When $m > n$, this system is overdetermined — there are more constraints than degrees of freedom, so an exact solution generally does not exist. Instead, we seek the $\hat{x}$ that comes closest to satisfying all equations simultaneously.

2. Defining the Residual

For any candidate solution $x$, define the residual:
$$r = b – Ax$$

This vector measures how far $Ax$ is from $b$. We want to minimize the sum of squared residuals, i.e., the squared Euclidean norm of $r$:

$$\min_{x} \; |r|^2 = \min_{x} \; |b – Ax|^2$$

Expanding using the inner product definition $|v|^2 = v^\top v$:

$$|b – Ax|^2 = (b – Ax)^\top (b – Ax)$$

3. Expanding the Objective

Expand $(b – Ax)^\top(b – Ax)$:

$$
|b – Ax|^2 = b^\top b – b^\top A x – x^\top A^\top b + x^\top A^\top A x
$$

Since $b^\top A x$ is a scalar, it equals its own transpose:
$$b^\top A x = (b^\top A x)^\top = x^\top A^\top b$$

So the two middle terms are equal, and we can write:

$$\boxed{|b – Ax|^2 = b^\top b – 2x^\top A^\top b + x^\top A^\top A x}$$

Call this objective function $f(x)$. It is a quadratic function of $x$, and since $A^\top A$ is positive semi-definite, $f(x)$ is convex — any local minimum is a global minimum.

4. Taking the Gradient

To minimize $f(x)$, we take the gradient with respect to $x$ and set it to zero.

Using standard matrix calculus identities:

$\nabla_x (c^\top x) = c$
$\nabla_x (x^\top C x) = 2Cx$ when $C$ is symmetric

Note that $A^\top A$ is symmetric by construction: $(A^\top A)^\top = A^\top A$.

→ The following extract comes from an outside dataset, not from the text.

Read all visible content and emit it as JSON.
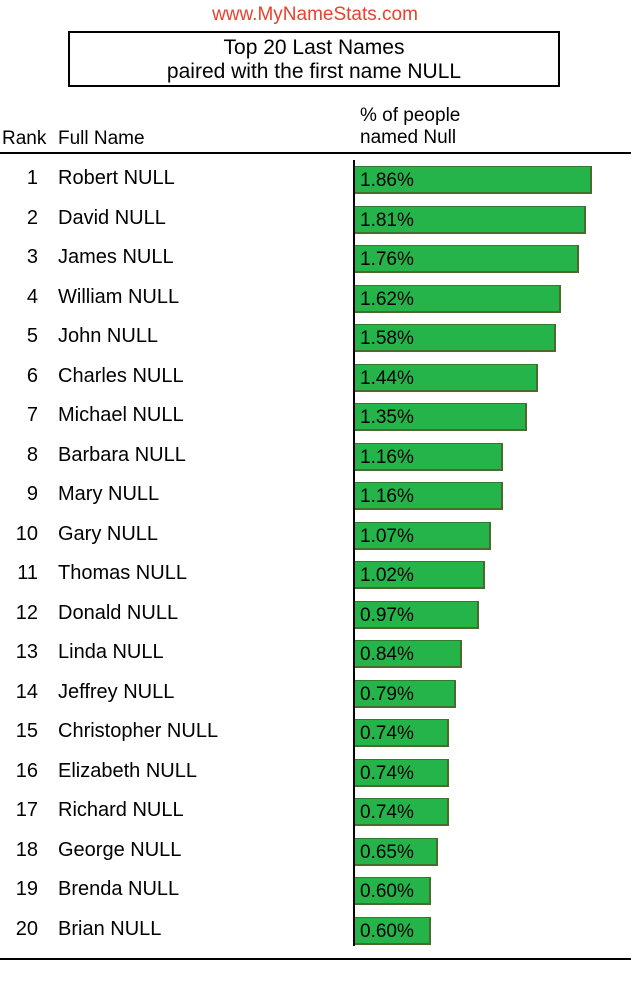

Applying these identities to $f(x)$:

$$\nabla_x f(x) = 0 – 2A^\top b + 2A^\top A x$$

Setting $\nabla_x f(x) = 0$:

$$2A^\top A x – 2A^\top b = 0$$

$$A^\top A x = A^\top b$$

These are called the Normal Equations.

5. The Normal Equations

$$A^\top A \hat{x} = A^\top b$$

Geometric interpretation: The normal equations enforce that the residual $r = b – A\hat{x}$ is orthogonal to every column of $A$:

$$A^\top (b – A\hat{x}) = 0 \iff A^\top r = 0$$

In other words, $\hat{x}$ is the solution for which $A\hat{x}$ is the orthogonal projection of $b$ onto the column space of $A$. The residual points in a direction that $A$ cannot represent — it is orthogonal to $\text{col}(A)$.

6. Solving for $\hat{x}$

If $A$ has full column rank (rank $= n$), then $A^\top A$ is symmetric positive definite and therefore invertible. We can solve the normal equations directly:

$$\hat{x} = (A^\top A)^{-1} A^\top b$$

This is the Ordinary Least Squares (OLS) estimator.

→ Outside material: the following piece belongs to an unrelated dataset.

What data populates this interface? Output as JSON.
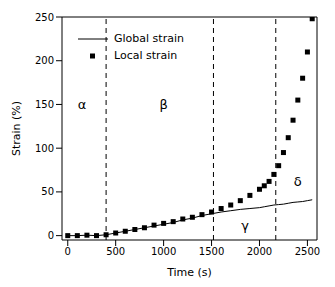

The matrix $A^\dagger = (A^\top A)^{-1} A^\top$ is called the Moore-Penrose pseudoinverse of $A$ (in the full column rank case).

7. The Projection Matrix

The fitted values $\hat{b} = A\hat{x}$ are the projection of $b$ onto $\text{col}(A)$:

$$\hat{b} = A(A^\top A)^{-1} A^\top b = P b$$

where $P = A(A^\top A)^{-1} A^\top$ is the orthogonal projection matrix (also called the hat matrix).

$P$ has two key properties that confirm it is a valid orthogonal projector:

Property	Statement	Meaning
Idempotent	$P^2 = P$	Projecting twice is the same as projecting once
Symmetric	$P^\top = P$	Projection is orthogonal (not oblique)

Verification of idempotency:
$$P^2 = A(A^\top A)^{-1} A^\top \cdot A(A^\top A)^{-1} A^\top = A(A^\top A)^{-1} (A^\top A)(A^\top A)^{-1} A^\top = A(A^\top A)^{-1} A^\top = P \checkmark$$

8. Confirming the Minimum (Second-Order Condition)

The Hessian of $f(x)$ with respect to $x$ is:

$$H = \nabla^2_x f(x) = 2A^\top A$$

For any nonzero vector $v$:
$$v^\top (A^\top A) v = (Av)^\top (Av) = |Av|^2 \geq 0$$

So $A^\top A$ is positive semi-definite, and strictly positive definite when $A$ has full column rank (since $Av = 0 \Rightarrow v = 0$). Therefore $H \succ 0$, confirming that the stationary point $\hat{x}$ is a strict global minimum.

Summary

Step	Key result
Objective	Minimize $\|b – Ax\|^2$
Expand	$f(x) = b^\top b – 2x^\top A^\top b + x^\top A^\top A x$
Gradient	$\nabla_x f = 2A^\top A x – 2A^\top b$
Normal equations	$A^\top A \hat{x} = A^\top b$
OLS solution	$\hat{x} = (A^\top A)^{-1} A^\top b$ (when $A$ is full column rank)
Geometric meaning	$A\hat{x}$ is the orthogonal projection of $b$ onto $\text{col}(A)$

The full column rank condition on $A$ is the precise requirement that makes the least squares solution unique — consistent with the earlier discussion of full rank implications.